2013年10 月29日 (火)
核のLamin Aが細胞外環境変化による細胞分化に重要な役割核のLamin Aが細胞外環境変化による細胞分化に重要な役割
Science 2013年8月号より。組織の硬さには細胞外からのメカニカルストレスが重要であることは知られていた。たとえば、Mechanostatによって組織の硬化や成長が促進されるという。本研究では、細胞外マトリックスの硬さが、LaminAのリン酸化状態を変化させ、LaminAの量の増減をコントロールし、その結果、核の硬さ(核膜の張力)、さらには細胞の硬さに影響するということを明らかにした。たとえば、硬いマトリックス(High stress)では、骨の分化が促進され、柔らかいマトリックス(Low stress)では、脂肪細胞の分化が促進されるという。細胞の足場となる細胞外マトリックスによる力学的制御が重要であり、この論文の面白さは、核内構造体であるLamin Aがマルチファンクショナルな分子であり、我々の各臓器の硬さぐあいを決定し、各臓器がメカニカルストレスに対応するために重要であることを明らかにしたことであろう。細胞におけるLamin Aの含有の程度が細胞の硬さ(分化の方向性)を決める。Lamin Aのノックダウンにより脂肪分化が抑制される。
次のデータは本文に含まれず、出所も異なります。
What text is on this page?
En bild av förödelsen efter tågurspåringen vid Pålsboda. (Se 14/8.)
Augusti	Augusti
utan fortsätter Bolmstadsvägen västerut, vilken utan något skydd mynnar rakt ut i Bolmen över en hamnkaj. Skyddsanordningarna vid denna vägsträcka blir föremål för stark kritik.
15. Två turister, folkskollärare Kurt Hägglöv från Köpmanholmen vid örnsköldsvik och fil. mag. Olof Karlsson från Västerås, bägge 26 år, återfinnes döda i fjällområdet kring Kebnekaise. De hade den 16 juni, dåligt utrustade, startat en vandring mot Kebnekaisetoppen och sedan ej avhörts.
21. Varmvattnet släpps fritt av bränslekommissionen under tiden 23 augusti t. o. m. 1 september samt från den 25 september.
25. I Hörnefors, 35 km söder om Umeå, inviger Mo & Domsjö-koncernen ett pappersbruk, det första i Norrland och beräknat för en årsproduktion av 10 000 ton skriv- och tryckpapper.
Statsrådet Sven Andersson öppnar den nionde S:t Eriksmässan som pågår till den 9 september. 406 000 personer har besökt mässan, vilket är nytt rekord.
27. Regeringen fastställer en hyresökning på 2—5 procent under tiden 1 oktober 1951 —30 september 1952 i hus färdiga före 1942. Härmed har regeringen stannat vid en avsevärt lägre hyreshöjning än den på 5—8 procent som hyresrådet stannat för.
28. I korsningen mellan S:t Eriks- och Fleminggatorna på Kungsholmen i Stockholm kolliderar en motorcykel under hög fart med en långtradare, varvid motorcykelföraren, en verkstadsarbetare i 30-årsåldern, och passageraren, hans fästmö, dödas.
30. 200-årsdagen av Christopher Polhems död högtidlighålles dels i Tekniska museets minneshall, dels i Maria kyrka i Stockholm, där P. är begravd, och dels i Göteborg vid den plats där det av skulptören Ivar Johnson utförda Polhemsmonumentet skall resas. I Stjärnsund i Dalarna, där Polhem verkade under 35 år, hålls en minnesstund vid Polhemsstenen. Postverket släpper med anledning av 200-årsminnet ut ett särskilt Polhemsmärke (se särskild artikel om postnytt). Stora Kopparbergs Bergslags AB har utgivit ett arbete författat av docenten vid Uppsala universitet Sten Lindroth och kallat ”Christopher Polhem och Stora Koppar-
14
Lamin Aの過剰発現は骨形成が促進される。Lamin AのノックダウンでSRF関連タンパク質やYAP1タンパク質の細胞質移行を促し、過剰発現は核移行を促進する。LaminAの発現制御にはレチノイン酸受容体の活性化により促進される。などなど、興味深い報告である。今日はプレゼン2回目のB3のMisato-chanのナイスプレゼンでした。次第に力を付けていっていますね。